After some flattened cheese and ham sarnies and fighting the urge to nip down to the view point for an ice-cream, I crossed the A4069 and headed up towards Carn Pen Rhiw-ddu. This is the first of a series of cairns on this final section of my walk. A few years back I was up here walking with Helen and our dogs when I spotted an arrangment of stones I imaginatively named Man in the grass because they've been placed to resemble a man. I know it's a man because the arrangement is quite detailed! There are some stones arranged into words too but they're not visible enough to decipher. I spoke to the local warden who knew nothing about it until I told him but I've heard nothing since. I will post some photos on my Black Mountain blog.

Pity about the haze. Still, you can see four further cairns ahead of me in this picture. There is no distinguishable path from this point to the next cairn so I took as direct a line as I could across the peat bog and heather.
Halfway across the first peat bog I jumped a mile as loud scaap noise came from a few feet away followed by four fleeing birds. I caught this one on full zoom before they flew off again. They were Snipes.
Carn Pen-y-clogau. The time was getting on for 15.30hrs when I got to the cairn but I was feeling good and excited to see new ground. The wind had died so I could listen to the Skylarks as I walked on. Again , I took photos of the top but I'm not going to post them - get your boots on!
This is the ancient, stone lined, drovers track between Upper Brynamman and Brest Cwm Llwyd. I'll try to mountain bike this now that I've found it.
It seemed like an age to get to Tair Carn Uchaf (on which I'm stood) Grid Ref SN695175. The walk to here was quite laborious through the deep heather, sprinkled with rocks. I can see why there are no paths through it! The view back towards Foel Fawr and beyond shows that this leg is by no means a short one either.

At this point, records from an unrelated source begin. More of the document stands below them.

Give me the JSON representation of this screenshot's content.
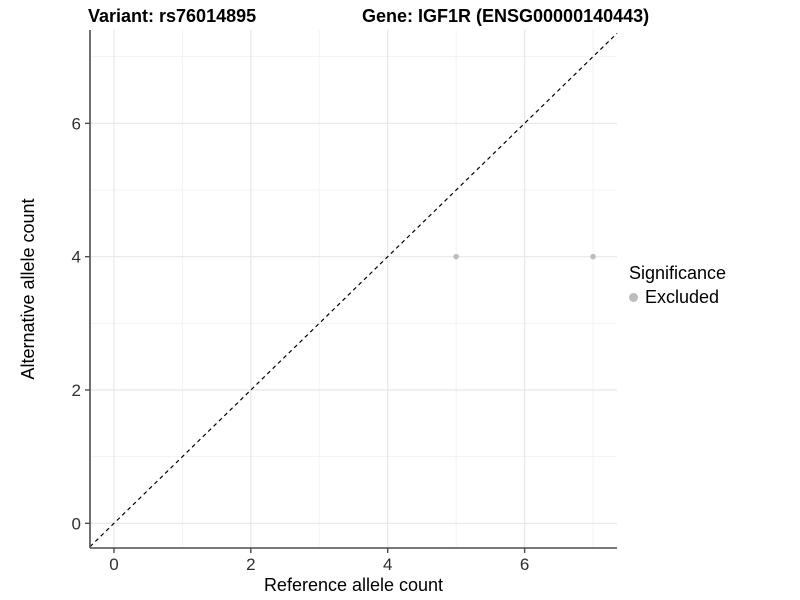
{
  "chart_data": {
    "type": "scatter",
    "title_left": "Variant: rs76014895",
    "title_right": "Gene: IGF1R (ENSG00000140443)",
    "xlabel": "Reference allele count",
    "ylabel": "Alternative allele count",
    "xlim": [
      -0.35,
      7.35
    ],
    "ylim": [
      -0.37,
      7.4
    ],
    "x_ticks": [
      0,
      2,
      4,
      6
    ],
    "y_ticks": [
      0,
      2,
      4,
      6
    ],
    "x_minor": [
      1,
      3,
      5,
      7
    ],
    "y_minor": [
      1,
      3,
      5,
      7
    ],
    "grid": "major+minor",
    "legend_position": "right-center",
    "series": [
      {
        "name": "Excluded",
        "color": "#bdbdbd",
        "points": [
          [
            5,
            4
          ],
          [
            7,
            4
          ]
        ]
      }
    ],
    "reference_line": {
      "type": "identity y=x",
      "style": "dashed",
      "color": "#000000"
    }
  },
  "legend": {
    "title": "Significance",
    "items": [
      {
        "label": "Excluded",
        "color": "#bdbdbd"
      }
    ]
  },
  "colors": {
    "background": "#ffffff",
    "axis": "#4d4d4d",
    "tick_label": "#303030",
    "grid_major": "#e7e7e7",
    "grid_minor": "#f3f3f3"
  }
}
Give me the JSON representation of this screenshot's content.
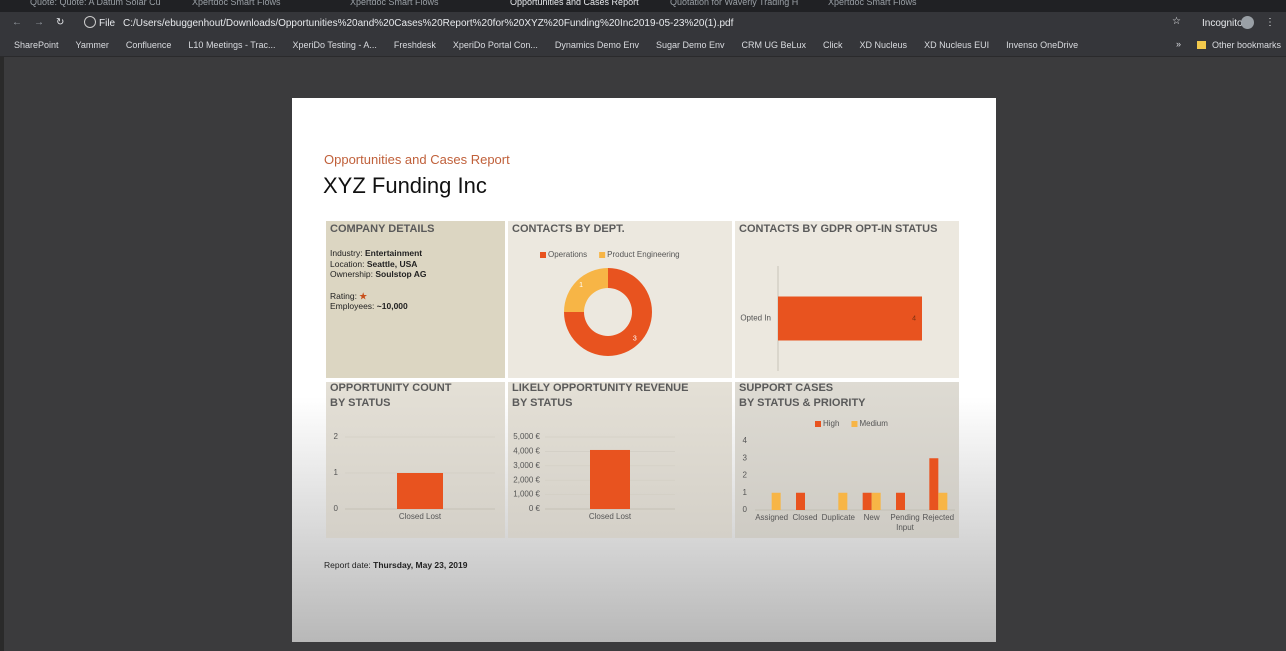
{
  "browser": {
    "tabs": [
      "Quote: Quote: A Datum Solar Cu",
      "Xpertdoc Smart Flows",
      "Xpertdoc Smart Flows",
      "Opportunities and Cases Report",
      "Quotation for Waverly Trading H",
      "Xpertdoc Smart Flows"
    ],
    "scheme": "File",
    "url": "C:/Users/ebuggenhout/Downloads/Opportunities%20and%20Cases%20Report%20for%20XYZ%20Funding%20Inc2019-05-23%20(1).pdf",
    "profile": "Incognito",
    "bookmarks": [
      "SharePoint",
      "Yammer",
      "Confluence",
      "L10 Meetings - Trac...",
      "XperiDo Testing - A...",
      "Freshdesk",
      "XperiDo Portal Con...",
      "Dynamics Demo Env",
      "Sugar Demo Env",
      "CRM UG BeLux",
      "Click",
      "XD Nucleus",
      "XD Nucleus EUI",
      "Invenso OneDrive"
    ],
    "other_bookmarks": "Other bookmarks"
  },
  "report": {
    "subtitle": "Opportunities and Cases Report",
    "title": "XYZ Funding Inc",
    "company_details": {
      "heading": "COMPANY DETAILS",
      "fields": [
        {
          "label": "Industry:",
          "value": "Entertainment"
        },
        {
          "label": "Location:",
          "value": "Seattle, USA"
        },
        {
          "label": "Ownership:",
          "value": "Soulstop AG"
        },
        {
          "label": "Rating:",
          "value": "★"
        },
        {
          "label": "Employees:",
          "value": "~10,000"
        }
      ]
    },
    "report_date": {
      "label": "Report date:",
      "value": "Thursday, May 23, 2019"
    }
  },
  "chart_data": [
    {
      "type": "pie",
      "donut": true,
      "title": "CONTACTS BY DEPT.",
      "categories": [
        "Operations",
        "Product Engineering"
      ],
      "values": [
        3,
        1
      ],
      "colors": [
        "#e8531f",
        "#f7b546"
      ],
      "legend": "top"
    },
    {
      "type": "bar",
      "orientation": "horizontal",
      "title": "CONTACTS BY GDPR OPT-IN STATUS",
      "categories": [
        "Opted In"
      ],
      "values": [
        4
      ],
      "color": "#e8531f"
    },
    {
      "type": "bar",
      "title": "OPPORTUNITY COUNT",
      "subtitle": "BY STATUS",
      "categories": [
        "Closed Lost"
      ],
      "values": [
        1
      ],
      "color": "#e8531f",
      "ylim": [
        0,
        2
      ],
      "yticks": [
        0,
        1,
        2
      ],
      "grid": true
    },
    {
      "type": "bar",
      "title": "LIKELY OPPORTUNITY REVENUE",
      "subtitle": "BY STATUS",
      "categories": [
        "Closed Lost"
      ],
      "values": [
        4100
      ],
      "color": "#e8531f",
      "ylim": [
        0,
        5000
      ],
      "yticks": [
        {
          "value": 0,
          "label": "0 €"
        },
        {
          "value": 1000,
          "label": "1,000 €"
        },
        {
          "value": 2000,
          "label": "2,000 €"
        },
        {
          "value": 3000,
          "label": "3,000 €"
        },
        {
          "value": 4000,
          "label": "4,000 €"
        },
        {
          "value": 5000,
          "label": "5,000 €"
        }
      ],
      "grid": true
    },
    {
      "type": "bar",
      "title": "SUPPORT CASES",
      "subtitle": "BY STATUS & PRIORITY",
      "categories": [
        "Assigned",
        "Closed",
        "Duplicate",
        "New",
        "Pending Input",
        "Rejected"
      ],
      "series": [
        {
          "name": "High",
          "color": "#e8531f",
          "values": [
            0,
            1,
            0,
            1,
            1,
            3
          ]
        },
        {
          "name": "Medium",
          "color": "#f7b546",
          "values": [
            1,
            0,
            1,
            1,
            0,
            1
          ]
        }
      ],
      "ylim": [
        0,
        4
      ],
      "yticks": [
        0,
        1,
        2,
        3,
        4
      ],
      "grid": false,
      "legend": "top"
    }
  ]
}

Again looking East with all the cairns in view. Some of these are simply marked as Cairn on the OS map by the way. I'd never been to these particular cairns previously and had made the schoolboy error of thinking they were closer than they actually were. I didn't pull my map out to check distance or location all day. I just walked to where I liked the look of. I could have dropped off the mountain back at the A4069 and walked home but as the weather had improved I felt the urge to walk to the end of the national park.
The final high. Tair Carn Isaf at 459m is the most Westerly triangulation pillar of the Brecon Beacons National Park. From here I made a quick phonecall to Helen to give her directions to where I wanted to be picked up from - I can't give you an exact Grid Ref because its off my OS map but its about 100mtrs West of SN670164.